Red war zu spät dran, um das mit Myrtle schnell wieder in Ordnung zu bringen. Sie war bereits auf dem Weg zur Kirche für das Treffen der Altargilde, das sie Red zu verdanken hatte. Myrtles Spazierstock klopfte laut auf den Gehsteig, was sie auf gewisse Weise befriedigte. Ihre Haut war glatt wie eh und je, abgesehen von ein paar Fältchen, die erschienen, wenn sie lachte oder die Stirn runzelte. Sie war groß und hatte im Klassenzimmer immer bemerkenswerten Eindruck hinterlassen, während all der Jahre, in denen sie als Lehrerin gearbeitet hatte. Das war jedoch schon so lange her, dass sie bereits vergessen hatte, wie lange sie schon in Rente war. Sie lächelte selbstgefällig beim Gedanken daran, wie ihre Gartenzwerg-Patrouille Red heute Morgen begrüßen würde. Hätte sie der Altargilde oder dem Kirchenkreis beitreten wollen, hätte sie sich schon selbst angemeldet.

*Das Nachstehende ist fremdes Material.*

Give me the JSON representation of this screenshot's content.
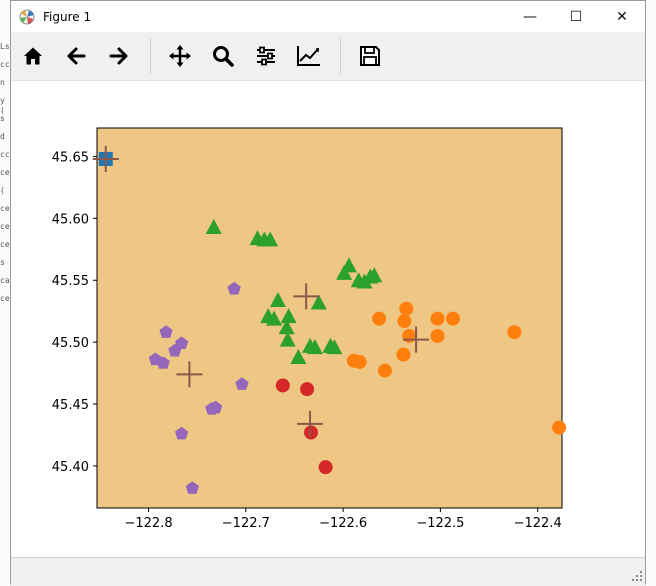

Die Altargilde bedeutete, auf Parke Stockard zu treffen, die besessen darauf zu sein schien, sich in jede einzelne Aktivität in der Kirchengemeinde einzumischen. Na wunderbar. Ein Morgen mit Parke würde Myrtles Stimmung ganz bestimmt nicht verbessern. Sie knallte ihren Spazierstock noch einmal wütend auf den Gehsteig, bevor sie die schwere Kirchentür öffnete und versuchte, sich von ihren mörderischen Gedanken abzulenken.
Das hatte jemand anderes offensichtlich nicht getan.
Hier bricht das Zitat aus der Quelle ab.